When that happens, the same harness can shift from advantage to bottleneck.

If the only advantage is hiding browser complexity from the model, frontier models will eat it.

If the advantage is routing, verification, replay, cost control, latency control, auditability, workflow integration, and product UX, model improvements make the system more valuable.

The harness is the wedge.

The system is the product.

References

Akkil, D., Allaham, M., Raj, A., Abuelsaad, T., and Kokku, R. 2026. Emergence WebVoyager: Toward Consistent and Transparent Evaluation of Web Agents in the Wild. arXiv:2603.29020.
He, H., Yao, W., Ma, K., Yu, W., Dai, Y., Zhang, H., Lan, Z., and Yu, D. 2024. WebVoyager: Building an End-to-End Web Agent with Large Multimodal Models.
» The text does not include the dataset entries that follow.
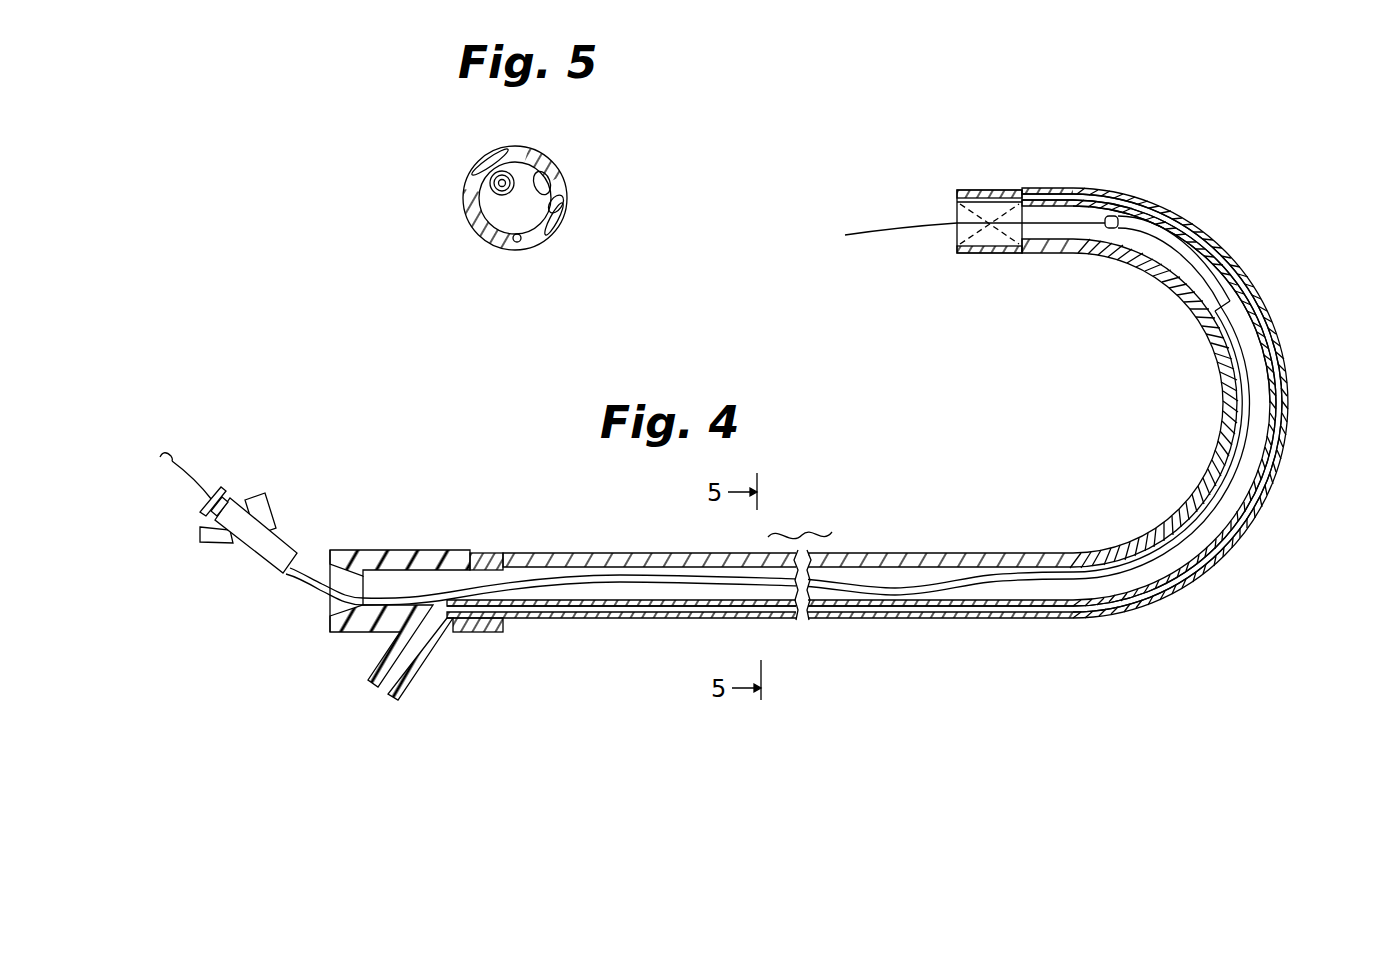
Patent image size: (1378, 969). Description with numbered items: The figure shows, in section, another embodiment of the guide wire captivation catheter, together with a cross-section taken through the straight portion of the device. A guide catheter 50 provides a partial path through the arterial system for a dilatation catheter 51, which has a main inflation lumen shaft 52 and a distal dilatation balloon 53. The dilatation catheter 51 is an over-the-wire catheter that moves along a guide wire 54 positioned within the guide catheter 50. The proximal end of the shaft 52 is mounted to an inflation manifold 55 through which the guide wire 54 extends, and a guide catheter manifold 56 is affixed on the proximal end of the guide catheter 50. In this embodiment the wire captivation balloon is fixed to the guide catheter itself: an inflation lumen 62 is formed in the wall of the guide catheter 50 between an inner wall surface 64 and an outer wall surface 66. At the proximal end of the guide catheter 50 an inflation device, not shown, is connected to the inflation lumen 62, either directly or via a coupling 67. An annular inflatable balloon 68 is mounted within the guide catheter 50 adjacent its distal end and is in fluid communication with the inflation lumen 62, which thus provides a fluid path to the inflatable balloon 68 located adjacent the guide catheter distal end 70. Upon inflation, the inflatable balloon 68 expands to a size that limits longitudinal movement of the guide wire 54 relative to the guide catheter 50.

In FIG. 5, the guide catheter 50 is at (548, 152).
In FIG. 4, the guide catheter 50 is at (598, 553).
In FIG. 4, the dilatation catheter 51 is at (1246, 367).
In FIG. 5, the main inflation lumen shaft 52 is at (511, 172).
In FIG. 4, the main inflation lumen shaft 52 is at (1030, 580).
In FIG. 4, the distal dilatation balloon 53 is at (1158, 236).
In FIG. 5, the guide wire 54 is at (494, 188).
In FIG. 4, the guide wire 54 is at (895, 240).
In FIG. 4, the inflation manifold 55 is at (262, 553).
In FIG. 4, the guide catheter manifold 56 is at (380, 551).
In FIG. 5, the inflation lumen 62 is at (522, 240).
In FIG. 4, the inflation lumen 62 is at (528, 619).
In FIG. 5, the inner wall surface 64 is at (566, 193).
In FIG. 4, the inner wall surface 64 is at (580, 600).
In FIG. 5, the outer wall surface 66 is at (562, 177).
In FIG. 4, the outer wall surface 66 is at (483, 553).
In FIG. 4, the coupling 67 is at (422, 677).
In FIG. 4, the annular inflatable balloon 68 is at (995, 210).
In FIG. 4, the guide catheter distal end 70 is at (965, 192).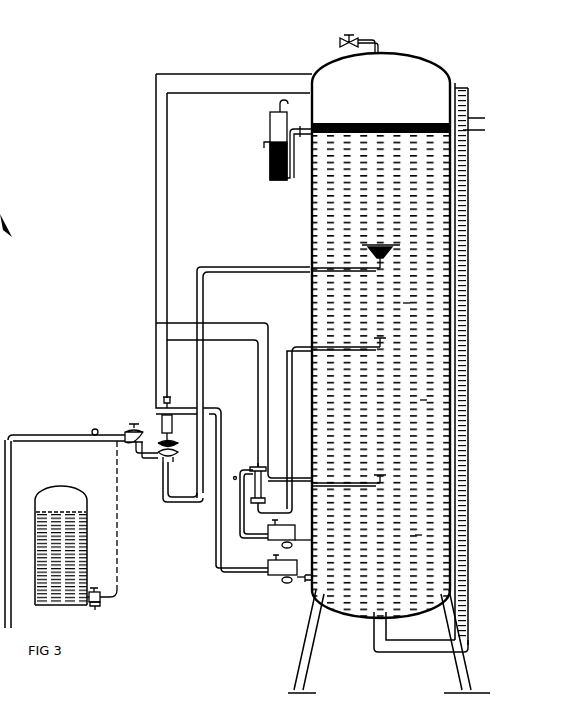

ACL 2024. arXiv:2401.13919.
Sutton, R. 2019. The Bitter Lesson.
Yang, K., Liu, Y., Chaudhary, S., Fakoor, R., Chaudhari, P., Karypis, G., and Rangwala, H. 2024. AgentOccam: A Simple Yet Strong Baseline for LLM-Based Web Agents. arXiv:2410.13825.
Yao, S., Zhao, J., Yu, D., Du, N., Shafran, I., Narasimhan, K., and Cao, Y. 2022. ReAct: Synergizing Reasoning and Acting in Language Models. ICLR 2023. arXiv:2210.03629.
Yoran, O., Amouyal, S. J., Malaviya, C., Bogin, B., Press, O., and Berant, J. 2024. AssistantBench: Can Web Agents Solve Realistic and Time-Consuming Tasks?. arXiv:2407.15711.
Zheng, B., Gou, B., Kil, J., Sun, H., and Su, Y. 2024. SeeAct: GPT-4V(ision) Is a Generalist Web Agent, If Grounded. ICML 2024. arXiv:2401.01614.
Zhou, S., Xu, F. F., Zhu, H., Zhou, X., Lo, R., Sridhar, A., Cheng, X., Ou, T., Bisk, Y., Fried, D., Alon, U., and Neubig, G. 2023. WebArena: A Realistic Web Environment for Building Autonomous Agents. ICLR 2024. arXiv:2307.13854.